South Asian H58 lineage I (genotype 4.3.1.1) phylogenetic tree (n = 664 genomes). Branches are colored by source country according to the inset legend and first color bar. The second color bar indicates genomes containing the acrB-R717Q mutation. The third color bar indicates mutations in the quinolone resistance determining region (QRDR) of genes gyrA, and parC. The final color bar indicates MDR and XDR sequences.

Typically, the isolation of a single S. Typhi exhibiting resistance to the primary treatment would not be a major cause for concern. However, this isolate demonstrates an additional, independent acquisition of the same mutation that has been observed in Bangladesh (9). Given the reliance of azithromycin for the treatment of typhoid and other bacterial infections and the “fluoroquinolone experience,” we predict that we are likely to see more of these homoplasies arising. It is too early to predict how these particular organisms may spread, and it is encouraging that these mutations have not yet been reported in XDR S. Typhi. However, given the nature of these mutations, one could arise in XDR S. Typhi, and/or the XDR plasmid may be mobilized into an azithromycin-resistant lineage.

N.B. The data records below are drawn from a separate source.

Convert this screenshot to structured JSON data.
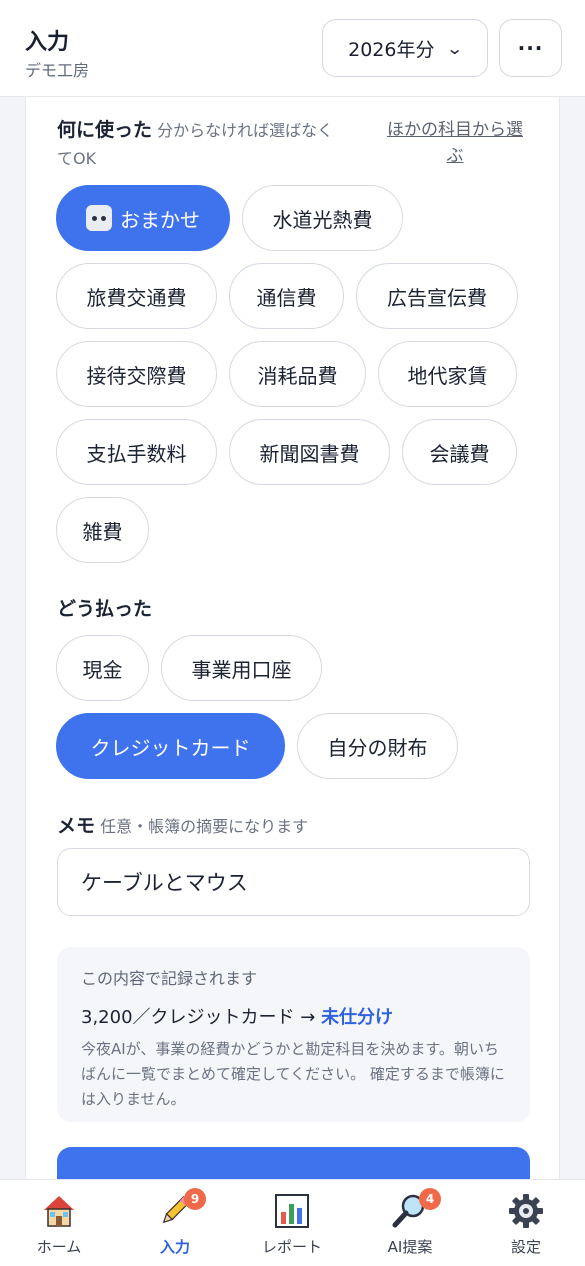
{
  "header": {
    "title": "入力",
    "subtitle": "デモ工房",
    "year_select": "2026年分",
    "more_label": "···"
  },
  "category": {
    "title": "何に使った",
    "hint_line1": "分からなければ選ばなく",
    "hint_line2": "てOK",
    "other_link_line1": "ほかの科目から選",
    "other_link_line2": "ぶ",
    "chips": [
      "おまかせ",
      "水道光熱費",
      "旅費交通費",
      "通信費",
      "広告宣伝費",
      "接待交際費",
      "消耗品費",
      "地代家賃",
      "支払手数料",
      "新聞図書費",
      "会議費",
      "雑費"
    ],
    "selected": "おまかせ"
  },
  "payment": {
    "title": "どう払った",
    "chips": [
      "現金",
      "事業用口座",
      "クレジットカード",
      "自分の財布"
    ],
    "selected": "クレジットカード"
  },
  "memo": {
    "title": "メモ",
    "hint": "任意・帳簿の摘要になります",
    "value": "ケーブルとマウス"
  },
  "summary": {
    "title": "この内容で記録されます",
    "main_prefix": "3,200／クレジットカード → ",
    "status": "未仕分け",
    "body": "今夜AIが、事業の経費かどうかと勘定科目を決めます。朝いちばんに一覧でまとめて確定してください。 確定するまで帳簿には入りません。"
  },
  "colors": {
    "accent": "#3f73ee",
    "badge": "#f06a4a"
  },
  "nav": [
    {
      "label": "ホーム",
      "icon": "house-icon"
    },
    {
      "label": "入力",
      "icon": "pencil-icon",
      "badge": "9",
      "active": true
    },
    {
      "label": "レポート",
      "icon": "bar-chart-icon"
    },
    {
      "label": "AI提案",
      "icon": "magnifier-icon",
      "badge": "4"
    },
    {
      "label": "設定",
      "icon": "gear-icon"
    }
  ]
}
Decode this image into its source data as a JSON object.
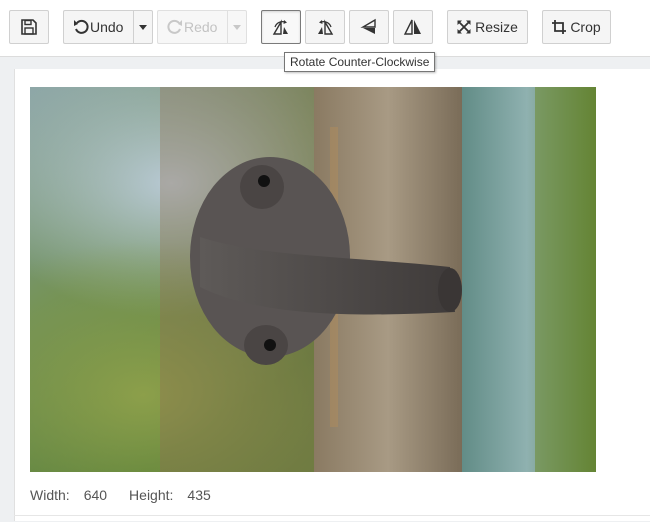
{
  "toolbar": {
    "undo_label": "Undo",
    "redo_label": "Redo",
    "resize_label": "Resize",
    "crop_label": "Crop",
    "redo_disabled": true
  },
  "tooltip": {
    "text": "Rotate Counter-Clockwise"
  },
  "image_info": {
    "width_label": "Width:",
    "width_value": "640",
    "height_label": "Height:",
    "height_value": "435"
  },
  "colors": {
    "accent": "#333333",
    "disabled": "#c3c3c3",
    "panel_bg": "#eef0f2"
  },
  "icons": {
    "save": "floppy-disk",
    "undo": "undo-arrow",
    "redo": "redo-arrow",
    "rotate_ccw": "rotate-counter-clockwise",
    "rotate_cw": "rotate-clockwise",
    "flip_vertical": "flip-vertical",
    "flip_horizontal": "flip-horizontal",
    "resize": "resize-arrows",
    "crop": "crop"
  }
}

Pakistan has initiated a nationwide typhoid conjugate vaccine (TCV) rollout program, which began with a mass vaccination in Sindh province in November 2019 (27). Now, there is in a race against time in the prevention of untreatable typhoid fever. With one World Health Organization prequalified manufacturer of TCV supplying vaccine for Gavi-eligible countries and several additional manufacturers in late-stage clinical development (28), there is reason to be optimistic about typhoid control. However, the vaccine is not yet available in all countries of endemicity, and effective treatment is still paramount for typhoid control. Consequently, we need to progress with additional intervention strategies and not overlook that antimicrobials have a substantial impact on typhoid disease control. In addition, as part of this sustained effort, we need to continue to track phenotypic and genotypic antimicrobial resistance in S. Typhi to inform best practices for antimicrobial prescribing and the impact of TCV implementation.